La alquimia del amor

Cabría decir que de todos los egoísmos que al hombre aquejan, el amor es el único que lo redime. Así podría ser si el amor fuese egoísta, pero no lo es. No es tampoco posesivo. Por no ser no es ni siquiera una necesidad. 
Cuando amamos, no nos damos, tampoco tomamos, preservamos distancia, solo eso, nos distanciamos en la justa medida para no perder jamás esa exacta distancia que hace posible el deseo de sentirnos, porque no es amor desear ser en el otro, como tampoco lo es ansiar que el otro lo sea en ti. 
El amor, es, en la contradicción que aparentemente entraña, distancia, porque solo lo distante es capaz de esa bella añoranza, de esa pasión, de esa compasión, de ese odio y ese perdón, de esa fuerza en la flaqueza y de esa fragilidad en la pujanza, de ese ser en el otro sin dejar de ser y ese no ser para que sea el otro sin temor a dejar de ser. 

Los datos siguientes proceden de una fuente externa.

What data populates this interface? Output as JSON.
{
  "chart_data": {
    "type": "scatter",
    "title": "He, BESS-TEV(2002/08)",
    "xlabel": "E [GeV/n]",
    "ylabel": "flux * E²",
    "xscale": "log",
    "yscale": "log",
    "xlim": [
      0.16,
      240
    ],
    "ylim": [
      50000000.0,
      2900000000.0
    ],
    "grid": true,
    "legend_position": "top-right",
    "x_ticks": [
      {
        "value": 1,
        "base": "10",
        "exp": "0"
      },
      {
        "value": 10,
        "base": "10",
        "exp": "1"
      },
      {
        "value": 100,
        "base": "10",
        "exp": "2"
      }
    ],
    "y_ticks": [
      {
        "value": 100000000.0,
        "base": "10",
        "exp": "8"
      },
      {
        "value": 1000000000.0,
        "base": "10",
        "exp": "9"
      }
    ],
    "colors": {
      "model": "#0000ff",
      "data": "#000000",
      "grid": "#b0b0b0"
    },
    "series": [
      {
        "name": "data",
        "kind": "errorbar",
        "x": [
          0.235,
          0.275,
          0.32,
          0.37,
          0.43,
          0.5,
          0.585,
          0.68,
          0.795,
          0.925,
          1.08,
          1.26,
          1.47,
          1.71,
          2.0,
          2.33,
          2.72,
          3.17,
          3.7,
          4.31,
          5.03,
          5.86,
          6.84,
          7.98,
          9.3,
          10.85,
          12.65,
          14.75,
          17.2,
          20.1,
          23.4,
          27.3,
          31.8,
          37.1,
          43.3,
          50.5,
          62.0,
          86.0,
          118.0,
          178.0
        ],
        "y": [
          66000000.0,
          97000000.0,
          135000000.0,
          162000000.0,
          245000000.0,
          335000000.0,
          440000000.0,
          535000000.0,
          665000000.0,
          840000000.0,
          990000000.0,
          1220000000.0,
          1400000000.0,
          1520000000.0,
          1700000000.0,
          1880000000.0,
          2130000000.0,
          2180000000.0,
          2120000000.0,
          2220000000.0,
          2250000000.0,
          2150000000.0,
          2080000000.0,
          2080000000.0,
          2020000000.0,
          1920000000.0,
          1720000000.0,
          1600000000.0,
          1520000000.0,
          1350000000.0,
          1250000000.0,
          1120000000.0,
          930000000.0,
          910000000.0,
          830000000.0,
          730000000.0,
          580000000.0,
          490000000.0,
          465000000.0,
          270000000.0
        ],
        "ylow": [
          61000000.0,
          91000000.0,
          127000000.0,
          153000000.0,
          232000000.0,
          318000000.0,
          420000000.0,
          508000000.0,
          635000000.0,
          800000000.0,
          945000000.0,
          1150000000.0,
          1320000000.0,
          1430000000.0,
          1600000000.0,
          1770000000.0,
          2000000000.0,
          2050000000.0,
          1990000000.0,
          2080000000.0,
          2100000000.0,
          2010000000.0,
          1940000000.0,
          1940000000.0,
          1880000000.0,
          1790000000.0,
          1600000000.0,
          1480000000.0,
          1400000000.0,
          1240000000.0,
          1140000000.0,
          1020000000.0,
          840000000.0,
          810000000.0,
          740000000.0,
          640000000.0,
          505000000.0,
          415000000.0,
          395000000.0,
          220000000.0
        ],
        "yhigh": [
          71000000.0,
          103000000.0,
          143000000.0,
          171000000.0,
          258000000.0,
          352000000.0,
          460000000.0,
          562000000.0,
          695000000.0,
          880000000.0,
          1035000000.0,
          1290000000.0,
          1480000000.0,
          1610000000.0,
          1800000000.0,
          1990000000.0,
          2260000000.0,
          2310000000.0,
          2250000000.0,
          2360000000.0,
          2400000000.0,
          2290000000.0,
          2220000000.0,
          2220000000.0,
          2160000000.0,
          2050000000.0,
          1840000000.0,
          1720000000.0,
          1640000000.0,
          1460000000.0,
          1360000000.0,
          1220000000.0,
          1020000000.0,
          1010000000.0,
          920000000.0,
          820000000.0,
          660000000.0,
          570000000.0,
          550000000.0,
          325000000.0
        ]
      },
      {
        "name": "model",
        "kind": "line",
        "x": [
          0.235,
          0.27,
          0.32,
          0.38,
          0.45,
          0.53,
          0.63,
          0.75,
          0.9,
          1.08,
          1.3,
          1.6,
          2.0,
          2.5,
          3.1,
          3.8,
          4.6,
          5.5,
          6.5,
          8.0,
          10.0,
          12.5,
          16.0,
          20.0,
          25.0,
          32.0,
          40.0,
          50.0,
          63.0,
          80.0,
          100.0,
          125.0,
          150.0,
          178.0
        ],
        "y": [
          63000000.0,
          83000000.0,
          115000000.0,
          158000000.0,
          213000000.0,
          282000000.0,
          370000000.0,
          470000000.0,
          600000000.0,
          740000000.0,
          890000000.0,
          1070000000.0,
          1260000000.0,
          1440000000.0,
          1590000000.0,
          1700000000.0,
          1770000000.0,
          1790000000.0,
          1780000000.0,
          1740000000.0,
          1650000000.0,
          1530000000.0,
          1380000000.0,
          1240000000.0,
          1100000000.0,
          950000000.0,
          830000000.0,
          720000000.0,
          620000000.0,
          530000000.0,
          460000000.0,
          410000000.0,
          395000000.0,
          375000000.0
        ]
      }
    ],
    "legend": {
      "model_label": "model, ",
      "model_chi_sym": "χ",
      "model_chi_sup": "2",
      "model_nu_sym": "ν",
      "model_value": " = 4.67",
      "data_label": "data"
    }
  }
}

El amor es, distancia, lo digo, y me parece enloquecer, pero si no fuese así no sería así como lo siento y no quiero dejar de sentirlo en plenitud de su ser, siempre en la distancia, siempre distante, como corresponde a aquello que desea entregarse sin darse, porque el amor no ha venido a dar sino a complementar. 
De hecho, el amor es la sana excelencia de la singularidad frente a la terca mismidad, por eso solo los seres singulares aman hasta el final, porque solo ellos pueden enfermar de humanidad, rebosar sensibilidad y entregarse sin miedo a perder su identidad.